Traceability, transparency, interactivity and efficiency are becoming increasingly important, yet challenging, in today’s data-rich worlds of science, engineering and biomedicine. Throughout these fields, important insights are derived from highly complex data analysis pipelines, where, through chained transformation steps, raw data is gradually transformed into simpler, more abstract and insightful forms. Understanding how a given downstream focal result depends on upstream raw data is crucial, yet often challenging. Not only are there multiple complex steps and algorithmic dependencies, but also, each of these steps often requires multiple human-specified parameters, interventions and informed choices (setting thresholds, excluding data points, cleaning artifacts, etc.). It is therefore often difficult to know how a focal downstream result or key insight depends on the raw data sources and on any of the multiple manual interventions and decisions made throughout the pipeline. Conversely, it is typically almost impossible to trace which downstream result is affected when the user changes an upstream parameter and which specific parts of the analysis must be recalculated upon any such changes. Parameters are often buried in the code and re-specification of parameters is slow, undocumented and non-interactive.
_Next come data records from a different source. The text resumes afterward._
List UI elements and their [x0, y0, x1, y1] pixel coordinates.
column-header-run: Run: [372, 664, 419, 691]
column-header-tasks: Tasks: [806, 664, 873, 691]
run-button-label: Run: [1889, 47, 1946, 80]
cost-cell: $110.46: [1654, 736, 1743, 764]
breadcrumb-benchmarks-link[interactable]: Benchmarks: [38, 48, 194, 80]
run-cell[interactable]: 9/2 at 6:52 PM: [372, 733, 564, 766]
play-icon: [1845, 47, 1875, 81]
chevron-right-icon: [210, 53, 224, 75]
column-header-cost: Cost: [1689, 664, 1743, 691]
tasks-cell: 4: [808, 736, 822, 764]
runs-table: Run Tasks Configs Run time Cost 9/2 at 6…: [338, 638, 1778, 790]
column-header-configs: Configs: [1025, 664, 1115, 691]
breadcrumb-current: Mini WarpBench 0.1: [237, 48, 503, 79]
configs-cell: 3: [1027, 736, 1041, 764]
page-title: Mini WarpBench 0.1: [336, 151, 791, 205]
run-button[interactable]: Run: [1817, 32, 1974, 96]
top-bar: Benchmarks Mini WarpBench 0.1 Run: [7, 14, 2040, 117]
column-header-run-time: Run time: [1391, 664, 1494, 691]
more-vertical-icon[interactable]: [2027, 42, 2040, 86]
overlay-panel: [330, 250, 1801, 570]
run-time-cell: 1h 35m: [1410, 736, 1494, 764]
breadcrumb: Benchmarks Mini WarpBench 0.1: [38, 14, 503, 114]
Conceptual view of data analysis pipelines: Raw data (left) is gradually cleaned and transformed as it is processed through multiple analysis steps, ultimately leading to key results and insights (right). These analysis steps often require choices and specifications of key critical parameters (green boxes). While the data flow downstream (left to right), the data analyst must have tools to transverse the pipeline upstream (red arrow), questioning how a given downstream result or insight depends on the raw data and the many parameter choices throughout the analysis pipeline. Changing and refining an upstream parameter may affect one (or more) of the data items, which requires recalculating specific downstream steps of the pipeline (red left-to-right arrows). In “diverged” analysis steps, where data items are processed independently, only the affected items must be recalculated (red frames), and in “converged” steps, the entire calculation needs to be repeated. Strong analysis pipelines must facilitate making such changes, repeating only the required re-calculations, and allowing interactive viewing of their effect on downstream results (changing bars). Through such an interactive process of parameter specifications, we ultimately refine the insights we gain from our analysis.
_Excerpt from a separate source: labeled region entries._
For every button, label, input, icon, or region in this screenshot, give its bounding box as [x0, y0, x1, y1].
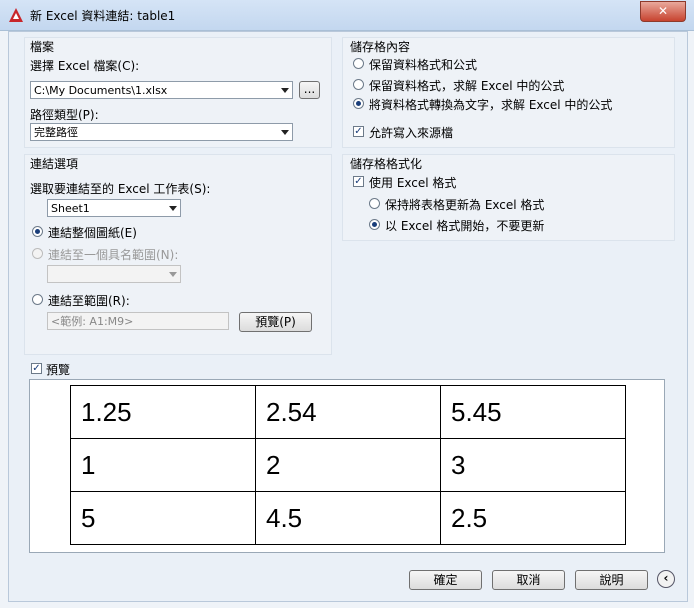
- chevron-left-icon[interactable]: ‹: [657, 570, 675, 588]
- named-range-combo[interactable]: [47, 265, 181, 283]
- range-input[interactable]: <範例: A1:M9>: [47, 312, 229, 330]
- cancel-button[interactable]: 取消: [492, 570, 565, 590]
- table-cell: 2.54: [255, 385, 441, 439]
- title-bar: 新 Excel 資料連結: table1 ✕: [0, 0, 694, 31]
- radio-entire-sheet[interactable]: [32, 226, 43, 237]
- radio-keep-format-solve[interactable]: [353, 79, 364, 90]
- file-combo-value: C:\My Documents\1.xlsx: [34, 84, 168, 97]
- option-named-range: 連結至一個具名範圍(N):: [48, 248, 179, 262]
- option-convert-text-solve: 將資料格式轉換為文字，求解 Excel 中的公式: [369, 98, 613, 112]
- table-cell: 2.5: [440, 491, 626, 545]
- close-button[interactable]: ✕: [640, 1, 686, 22]
- option-keep-updated: 保持將表格更新為 Excel 格式: [385, 198, 545, 212]
- radio-start-no-update[interactable]: [369, 219, 380, 230]
- sheet-select-label: 選取要連結至的 Excel 工作表(S):: [30, 182, 211, 196]
- preview-checkbox[interactable]: ✓: [31, 363, 42, 374]
- allow-writeback-checkbox[interactable]: ✓: [353, 126, 364, 137]
- option-entire-sheet: 連結整個圖紙(E): [48, 226, 137, 240]
- table-cell: 3: [440, 438, 626, 492]
- table-cell: 5.45: [440, 385, 626, 439]
- table-cell: 5: [70, 491, 256, 545]
- chevron-down-icon: [169, 206, 177, 211]
- preview-area: 1.25 2.54 5.45 1 2 3 5 4.5 2.5: [29, 379, 665, 553]
- option-keep-format-formula: 保留資料格式和公式: [369, 58, 478, 72]
- chevron-down-icon: [169, 272, 177, 277]
- path-type-label: 路徑類型(P):: [30, 108, 99, 122]
- preview-table: 1.25 2.54 5.45 1 2 3 5 4.5 2.5: [70, 385, 626, 545]
- table-row: 1.25 2.54 5.45: [70, 385, 626, 439]
- file-group-title: 檔案: [30, 40, 55, 54]
- use-excel-format-label: 使用 Excel 格式: [369, 176, 457, 190]
- table-cell: 1.25: [70, 385, 256, 439]
- link-options-title: 連結選項: [30, 157, 79, 171]
- file-combo[interactable]: C:\My Documents\1.xlsx: [30, 81, 293, 99]
- preview-button[interactable]: 預覽(P): [239, 312, 312, 332]
- table-cell: 2: [255, 438, 441, 492]
- option-range: 連結至範圍(R):: [48, 294, 130, 308]
- radio-keep-format-formula[interactable]: [353, 58, 364, 69]
- table-row: 1 2 3: [70, 438, 626, 492]
- browse-button[interactable]: ...: [299, 81, 320, 99]
- help-button[interactable]: 說明: [575, 570, 648, 590]
- preview-label: 預覽: [46, 363, 71, 377]
- radio-convert-text-solve[interactable]: [353, 98, 364, 109]
- chevron-down-icon: [281, 88, 289, 93]
- sheet-combo[interactable]: Sheet1: [47, 199, 181, 217]
- table-cell: 4.5: [255, 491, 441, 545]
- ok-button[interactable]: 確定: [409, 570, 482, 590]
- window-title: 新 Excel 資料連結: table1: [30, 9, 176, 23]
- chevron-down-icon: [281, 130, 289, 135]
- autocad-app-icon: [9, 8, 23, 22]
- path-type-combo[interactable]: 完整路徑: [30, 123, 293, 141]
- radio-keep-updated[interactable]: [369, 198, 380, 209]
- radio-range[interactable]: [32, 294, 43, 305]
- allow-writeback-label: 允許寫入來源檔: [369, 126, 454, 140]
- path-type-value: 完整路徑: [34, 126, 78, 139]
- option-keep-format-solve: 保留資料格式，求解 Excel 中的公式: [369, 79, 565, 93]
- table-row: 5 4.5 2.5: [70, 491, 626, 545]
- cell-content-title: 儲存格內容: [350, 40, 411, 54]
- use-excel-format-checkbox[interactable]: ✓: [353, 176, 364, 187]
- sheet-combo-value: Sheet1: [51, 202, 90, 215]
- select-file-label: 選擇 Excel 檔案(C):: [30, 59, 140, 73]
- cell-format-title: 儲存格格式化: [350, 157, 423, 171]
- table-cell: 1: [70, 438, 256, 492]
- radio-named-range[interactable]: [32, 248, 43, 259]
- option-start-no-update: 以 Excel 格式開始，不要更新: [385, 219, 545, 233]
Quibbler: interactive, traceable, transparent, and efficient data analysis pipelines

Addressing the above challenges, Quibbler offers a data analysis toolset built on three key principles:

1. Forward and backward traceability. In Quibbler, every piece of data maintains upstream connectivity all the way to the raw data. Quibbler thereby allows both forward and backward dependency-tracing through the analysis pipeline.

2. Interactive, transparent, and well-documented human interventions. Realizing that data analysis pipelines are rarely fully automated, Quibbler facilitates and embraces human interventions as an inherent part of the analysis pipeline. Users can readily change any external input parameters as well as override any default functional behavior. Whether made through the command line, the code, input files, or by interacting with “live” graphics, all such interventions are automatically documented in transparent human-machine read-write files. Quibbler thereby maintains complete documentation of all the steps, decisions and parameters that led to any key observation, making the results of the analysis pipeline transparent, understandable and reproducible.
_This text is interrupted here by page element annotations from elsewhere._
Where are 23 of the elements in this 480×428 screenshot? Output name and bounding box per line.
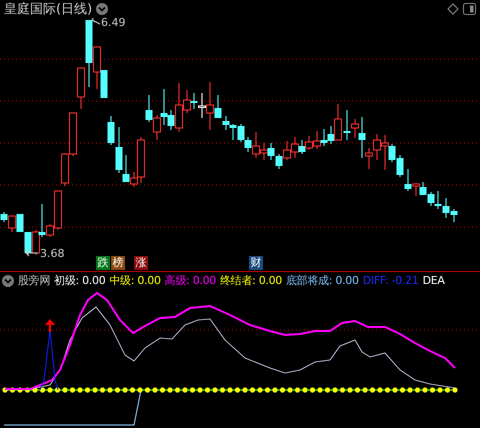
spike-line: [40, 330, 58, 390]
indicator-name: 股旁网: [18, 273, 50, 288]
up-arrow-icon: [45, 319, 55, 332]
indicator-value: 中级: 0.00: [109, 273, 161, 288]
event-badge[interactable]: 跌: [96, 256, 110, 270]
low-price-label: 3.68: [40, 248, 64, 260]
event-badge[interactable]: 涨: [134, 256, 148, 270]
pointer-arrow-icon: [26, 250, 38, 256]
indicator-value: DEA: [422, 274, 445, 287]
indicator-value: DIFF: -0.21: [362, 274, 419, 287]
chevron-down-icon[interactable]: [96, 3, 108, 15]
event-badge[interactable]: 财: [249, 256, 263, 270]
indicator-value: 高级: 0.00: [164, 273, 216, 288]
diamond-icon[interactable]: [447, 3, 459, 15]
panel-toggle-icon[interactable]: [463, 3, 476, 15]
stock-title: 皇庭国际(日线): [4, 1, 92, 18]
pointer-arrow-icon: [92, 18, 100, 24]
indicator-value: 底部将成: 0.00: [286, 273, 359, 288]
chevron-down-icon[interactable]: [2, 274, 14, 286]
high-price-label: 6.49: [101, 17, 126, 29]
indicator-value: 终结者: 0.00: [220, 273, 282, 288]
event-badge[interactable]: 榜: [111, 256, 125, 270]
indicator-value: 初级: 0.00: [54, 273, 106, 288]
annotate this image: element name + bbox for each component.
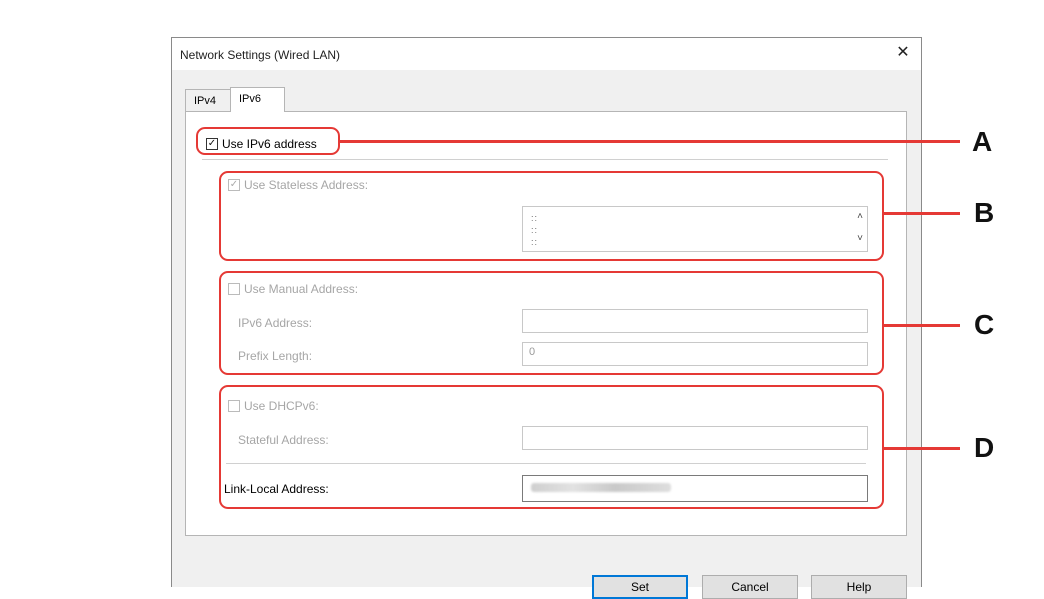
cancel-button[interactable]: Cancel	[702, 575, 798, 599]
highlight-box-a	[196, 127, 340, 155]
close-icon[interactable]: ✕	[889, 41, 917, 65]
help-button[interactable]: Help	[811, 575, 907, 599]
highlight-box-c	[219, 271, 884, 375]
callout-a: A	[972, 126, 993, 157]
callout-c: C	[974, 309, 995, 340]
set-button[interactable]: Set	[592, 575, 688, 599]
tab-ipv4[interactable]: IPv4	[185, 89, 231, 111]
separator	[202, 159, 888, 160]
highlight-box-b	[219, 171, 884, 261]
leader-line-a	[340, 140, 960, 143]
title-bar: Network Settings (Wired LAN) ✕	[172, 38, 921, 70]
highlight-box-d	[219, 385, 884, 509]
leader-line-b	[884, 212, 960, 215]
leader-line-d	[884, 447, 960, 450]
leader-line-c	[884, 324, 960, 327]
window-title: Network Settings (Wired LAN)	[180, 48, 341, 62]
callout-d: D	[974, 432, 995, 463]
callout-b: B	[974, 197, 995, 228]
tab-ipv6[interactable]: IPv6	[230, 87, 285, 112]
3. Computation efficiency. In Quibbler, intermediate calculations are cached in memory and when an upstream parameter changes, only the specific cached calculations that depend on this parameter are invalidated. Quibbler thereby avoids re-running of computation-intensive functions and makes sure only the very necessary steps of the analysis and only the specifically affected data items are re-calculated upon any upstream parameter changes.